Minnesota Bridge Collapse

One Year Later

One year ago, during the evening rush hour in Minneapolis, the I-35W bridge over the Mississippi River collapsed killing 13 and injuring 145. What have we learned and are we any safer today? The terse response is there's been a lot of hot air but little progress.

I am one of the engineers on a forensic team on behalf of victims but I can't tell you much more than what has been reported. Not because I am constrained by lawyers but because the National Transportation Safety Board thwarted all attempts by the victims' engineers to visit the site until all steel and debris was cleared. We do know that the some of the gusset plates (steel plates that fasten two or more beams together) appeared to be too thin (1/2" vs. 1") when installed in 1967. We also know, from photos, that some plates were bent as early as 2003. The bridge was classified "fracture critical" meaning a failure in one beam could cause the entire bridge to collapse. Furthermore, work crews, on the day of the collapse, had piled up more than 550,000 lbs of material in one small area of the bridge.

Imagine a brief case handle attached by two flat metal plates screwed into the case. One of the plates is visibly bent and a bit separated from the main case. You continue to carry this around for four more years and one day fill it with bricks. Would you be surprised when the handle fell off and your briefcase fell to the ground? This is a simplistic analogy but based on what's been put out so far by the NTSB it may be a fair example.

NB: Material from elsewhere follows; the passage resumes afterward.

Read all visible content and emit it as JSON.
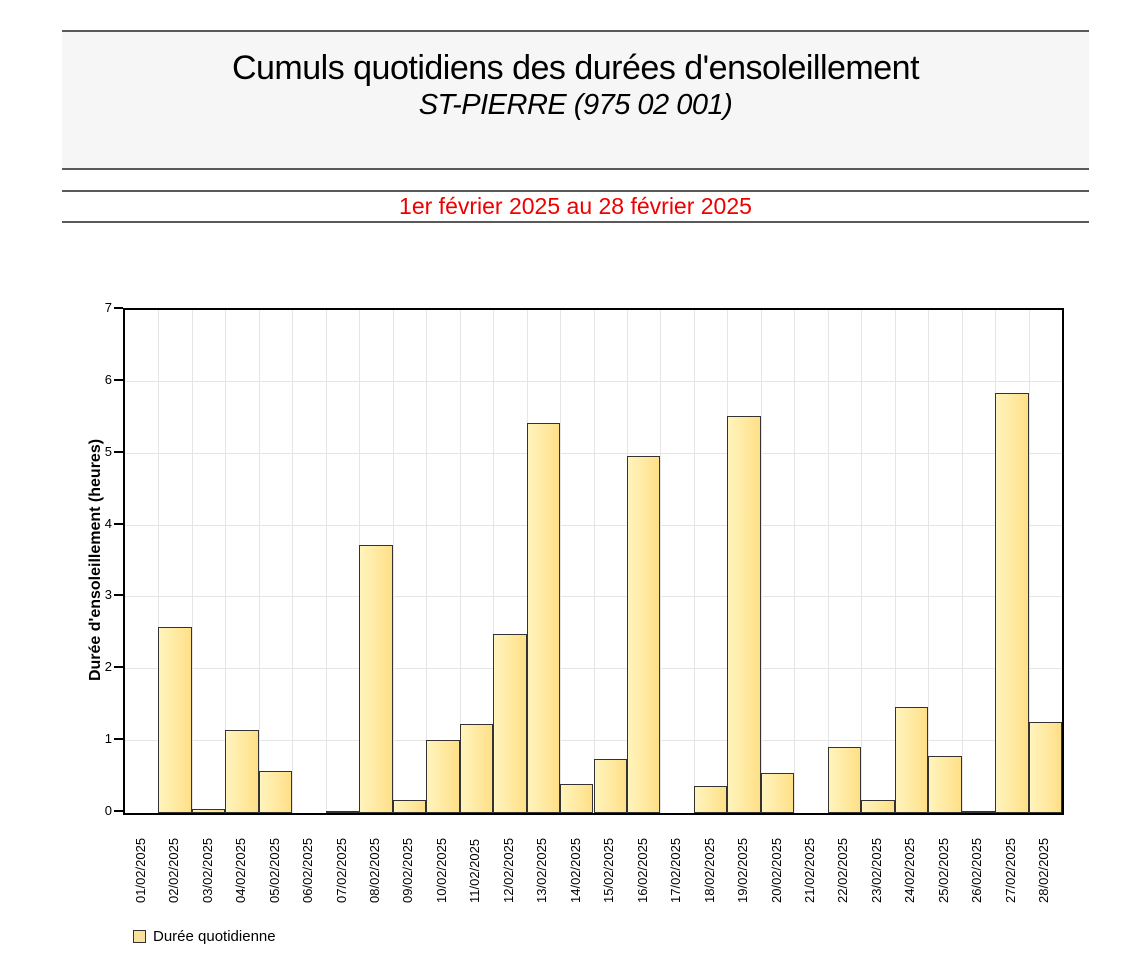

The questions are how could this bridge have been built with steel plates that may have been too thin? Why did inspectors not flag the bent and too thin plates and urge action? What impact did the very heavy loading have? I don't have answers for this bridge in particular but it does raise concern for the health of our bridges nation-wide. In a nutshell, our inspections are insufficient, maintenance is poor, and we are way under budgeted for capital repairs. But this is not an intractable problem. Many European and Asian countries are handling their infrastructure issues satisfactorily.

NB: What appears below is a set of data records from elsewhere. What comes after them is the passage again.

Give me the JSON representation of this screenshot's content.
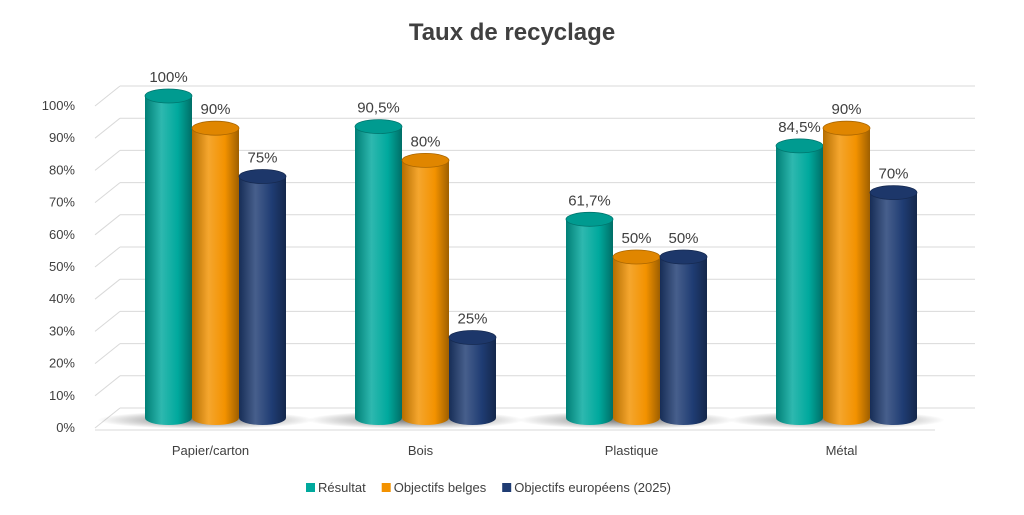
{
  "chart_data": {
    "type": "bar",
    "title": "Taux de recyclage",
    "xlabel": "",
    "ylabel": "",
    "ylim": [
      0,
      100
    ],
    "y_ticks": [
      "0%",
      "10%",
      "20%",
      "30%",
      "40%",
      "50%",
      "60%",
      "70%",
      "80%",
      "90%",
      "100%"
    ],
    "grid": true,
    "legend_position": "bottom",
    "categories": [
      "Papier/carton",
      "Bois",
      "Plastique",
      "Métal"
    ],
    "series": [
      {
        "name": "Résultat",
        "color": "#00A99D",
        "values": [
          100,
          90.5,
          61.7,
          84.5
        ],
        "labels": [
          "100%",
          "90,5%",
          "61,7%",
          "84,5%"
        ]
      },
      {
        "name": "Objectifs belges",
        "color": "#F39200",
        "values": [
          90,
          80,
          50,
          90
        ],
        "labels": [
          "90%",
          "80%",
          "50%",
          "90%"
        ]
      },
      {
        "name": "Objectifs européens (2025)",
        "color": "#1F3C73",
        "values": [
          75,
          25,
          50,
          70
        ],
        "labels": [
          "75%",
          "25%",
          "50%",
          "70%"
        ]
      }
    ]
  }
}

The country's bridge inspection programs are largely visual and are, pretty much, subjective. Yet instruments exist that can measure subtle, unusual movements in bridges, spot cracks in steel before they are visible (disclosure: I am a shareholder in a company that does this), acoustically "listen" to bridges to identify changes in patterns and much more. Nonetheless, I estimate that 99% of inspections are still visual. These technologies are relatively low-cost and can be mandated by the feds where appropriate (I'd say in about 10-20% of bridges). In fact, engineers in Minnesota had contacted several companies to do such high-tech inspections in 2006, at least 10 months before the collapse, but never hired them. While I can't say what the outcome would have been I can tell you that when I was faced with a worrisome situation in 1987 with the Williamsburg Bridge I ordered the bridge "outfitted" with all the latest in bridge measuring technology.

The simplest and least expensive approach is maintenance. We can extend the "life" of our bridges by decades if we treat them like machines, which they are. They rise, fall and twist with the traffic loads, and expand/contract with temperature changes. The solution, unlike high-tech inspections, is 19th century mop and pail. Clean them regularly, wash off the deicing salts and lubricate the moving parts. An independent engineer's report, verifying an adequate maintenance program by each state, should be submitted before acceptance by the feds for any capital support.

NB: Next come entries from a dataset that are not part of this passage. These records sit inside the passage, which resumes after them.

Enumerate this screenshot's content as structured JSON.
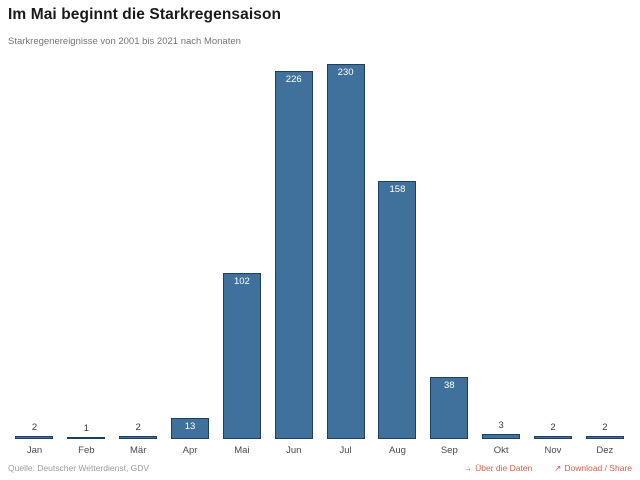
{
  "header": {
    "title": "Im Mai beginnt die Starkregensaison",
    "subtitle": "Starkregenereignisse von 2001 bis 2021 nach Monaten"
  },
  "chart_data": {
    "type": "bar",
    "title": "Im Mai beginnt die Starkregensaison",
    "subtitle": "Starkregenereignisse von 2001 bis 2021 nach Monaten",
    "categories": [
      "Jan",
      "Feb",
      "Mär",
      "Apr",
      "Mai",
      "Jun",
      "Jul",
      "Aug",
      "Sep",
      "Okt",
      "Nov",
      "Dez"
    ],
    "values": [
      2,
      1,
      2,
      13,
      102,
      226,
      230,
      158,
      38,
      3,
      2,
      2
    ],
    "xlabel": "",
    "ylabel": "",
    "ylim": [
      0,
      230
    ],
    "grid": false,
    "legend": false,
    "value_labels": true,
    "bar_color": "#40719c",
    "bar_border_color": "#1f3f5e",
    "inside_label_color": "#ffffff",
    "outside_label_color": "#3a3a3a"
  },
  "footer": {
    "source": "Quelle: Deutscher Wetterdienst, GDV",
    "link_color": "#e45c45",
    "links": [
      {
        "icon": "→",
        "icon_name": "right-arrow-icon",
        "label": "Über die Daten"
      },
      {
        "icon": "↗",
        "icon_name": "external-link-icon",
        "label": "Download / Share"
      }
    ]
  }
}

Lastly, we need money because previous generations starved the bridges of adequate funds. As a country we are spending about 2% of our GDP on infrastructure while China is spending 9% and most of the European countries are at 4-5%. After last year's bridge collapse Minnesota Congressman Jim Oberstar floated a 5 cent gas tax. A bi-partisan commission recommended a 40 cent/gallon gas tax increase phased in over five years back in January. Both were DOA. While I support raising the gas tax (our taxes are about a tenth that of many countries in Europe) I concede it's a diminishing pool and a near impossible "sell." Instead, we should proceed on creating the Infrastructure Bank as proposed by Senators Dodd and Hagel and supported by Senator Obama. It would allow for the raising of bonds to rebuild infrastructure backed by user fees. Congress should pass Oberstar's Bridge Inspection bill that would increase frequency of inspections for bridges rated deficient and expand the use of high-tech inspections. Public-Private partnerships to rebuild bridges, with sufficient oversight, should be part of any long range plan.

It's too late for this administration to get anything meaningful done. Furthermore, the current transportation bill runs out in a little more than a year. This must become a debated issue for this presidential election and a major initiative by the new administration come January. Time is not on our side.

Samuel I. Schwartz is president of Sam Schwartz Engineering, PLLC and was New York City Department of Transportation Chief Engineer from 1986-1990.